Set up play-dates with my muse. I know you’re not supposed to sit around and wait for inspiration, but, let’s face it, starting with inspiration sent from the heavens is way preferable to staring at the blank page when you’ve either got nothing or too much of everything to say. But I’ve learned that there are certain sure-fire things that will provoke a poem out of me—reading other people’s poems and visiting visual arts exhibits. I actually don’t read a lot of poetry because reading a poem to me is a call to write, and, quite honestly, when I come home from work, I want to play, not do more work. That being said, I can barely sit still through most poetry readings cause the right turn of phrase, the exquisite image, and I want to get to work on my own stuff. I mean I have yet to get past the first poem in Terrance Hayes’ Lighthead cause he brings on the muse and how! As for the museum shows, well, there’s no other way to say this—the paintings (or sculptures or photographs) talk to me. It doesn’t always happen, but there are certain shows I walk into and my neurons just start firing. It happened with the last Cy Twombly show at the Art Institute of Chicago and the Richard Diebenkorn show at the Corcoran this summer, and when I saw Holly Bass perform a piece at the (e)merge art fair.
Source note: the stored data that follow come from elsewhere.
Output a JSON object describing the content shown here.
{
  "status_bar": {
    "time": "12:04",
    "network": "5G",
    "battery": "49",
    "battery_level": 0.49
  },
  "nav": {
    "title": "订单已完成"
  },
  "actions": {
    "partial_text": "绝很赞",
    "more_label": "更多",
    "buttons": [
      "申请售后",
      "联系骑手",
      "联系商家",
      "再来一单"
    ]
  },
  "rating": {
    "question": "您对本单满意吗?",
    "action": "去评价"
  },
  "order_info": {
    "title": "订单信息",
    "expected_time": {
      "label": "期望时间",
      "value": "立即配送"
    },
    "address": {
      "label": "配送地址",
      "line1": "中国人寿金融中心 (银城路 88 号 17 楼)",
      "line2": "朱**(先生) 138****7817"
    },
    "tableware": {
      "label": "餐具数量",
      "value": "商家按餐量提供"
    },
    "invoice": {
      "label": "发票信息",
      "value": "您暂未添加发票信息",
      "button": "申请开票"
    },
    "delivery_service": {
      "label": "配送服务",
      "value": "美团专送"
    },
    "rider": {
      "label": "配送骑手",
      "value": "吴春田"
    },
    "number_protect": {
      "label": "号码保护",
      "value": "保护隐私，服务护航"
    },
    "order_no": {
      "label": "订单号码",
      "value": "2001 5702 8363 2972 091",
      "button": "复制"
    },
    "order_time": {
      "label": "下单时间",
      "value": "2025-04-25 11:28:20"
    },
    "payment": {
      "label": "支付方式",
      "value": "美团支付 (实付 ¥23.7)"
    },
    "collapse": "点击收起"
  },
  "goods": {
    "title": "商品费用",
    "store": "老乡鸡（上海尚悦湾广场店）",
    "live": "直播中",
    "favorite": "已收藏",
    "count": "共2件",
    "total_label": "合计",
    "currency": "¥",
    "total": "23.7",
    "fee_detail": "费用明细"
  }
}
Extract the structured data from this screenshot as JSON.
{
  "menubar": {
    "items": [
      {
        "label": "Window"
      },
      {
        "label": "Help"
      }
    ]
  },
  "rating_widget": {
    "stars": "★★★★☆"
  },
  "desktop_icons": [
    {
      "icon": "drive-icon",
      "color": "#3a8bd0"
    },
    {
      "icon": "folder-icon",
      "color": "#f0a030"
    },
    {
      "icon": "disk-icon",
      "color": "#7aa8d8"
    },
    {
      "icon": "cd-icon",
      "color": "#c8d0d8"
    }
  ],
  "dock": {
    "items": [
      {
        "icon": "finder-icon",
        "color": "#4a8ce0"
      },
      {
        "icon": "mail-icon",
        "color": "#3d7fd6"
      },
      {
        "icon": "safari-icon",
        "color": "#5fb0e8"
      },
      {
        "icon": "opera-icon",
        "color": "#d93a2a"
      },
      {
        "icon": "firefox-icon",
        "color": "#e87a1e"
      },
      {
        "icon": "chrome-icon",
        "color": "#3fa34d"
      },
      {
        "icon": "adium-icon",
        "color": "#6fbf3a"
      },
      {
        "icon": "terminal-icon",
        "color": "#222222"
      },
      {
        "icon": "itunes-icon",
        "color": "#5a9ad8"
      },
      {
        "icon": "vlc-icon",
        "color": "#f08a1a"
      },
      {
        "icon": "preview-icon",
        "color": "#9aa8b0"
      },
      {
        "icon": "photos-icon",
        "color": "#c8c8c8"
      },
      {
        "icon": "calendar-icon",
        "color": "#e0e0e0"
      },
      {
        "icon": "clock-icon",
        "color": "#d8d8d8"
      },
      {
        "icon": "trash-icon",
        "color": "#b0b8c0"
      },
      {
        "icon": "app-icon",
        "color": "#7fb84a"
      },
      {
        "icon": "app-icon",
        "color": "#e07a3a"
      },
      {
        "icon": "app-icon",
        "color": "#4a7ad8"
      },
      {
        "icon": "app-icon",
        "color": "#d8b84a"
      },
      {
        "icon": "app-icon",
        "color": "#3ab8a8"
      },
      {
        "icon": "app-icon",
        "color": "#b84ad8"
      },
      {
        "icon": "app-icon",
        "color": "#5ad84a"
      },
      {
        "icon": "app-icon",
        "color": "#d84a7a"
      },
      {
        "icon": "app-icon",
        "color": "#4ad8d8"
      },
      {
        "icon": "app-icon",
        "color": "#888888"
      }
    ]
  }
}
It’s as if this conversation starts up in my head over which I have no control. All I can do is listen and try to get it all down. I should add that when I encounter visual work that makes me act in this way, it’s actually kind of freaky because the poem doesn’t necessarily have anything to do with how I’m consciously experiencing the work. I thought the Diebenkorn Ocean Series pieces were luminous and joyful, yet the poem I “heard” was about a couple breaking up. (I also used to get creatively turned on by live music, but since I left Chicago that rarely happens…sigh…)
So, those are just a few of the ways I keep my creativity flowing. I’m curious to know how you stay creative.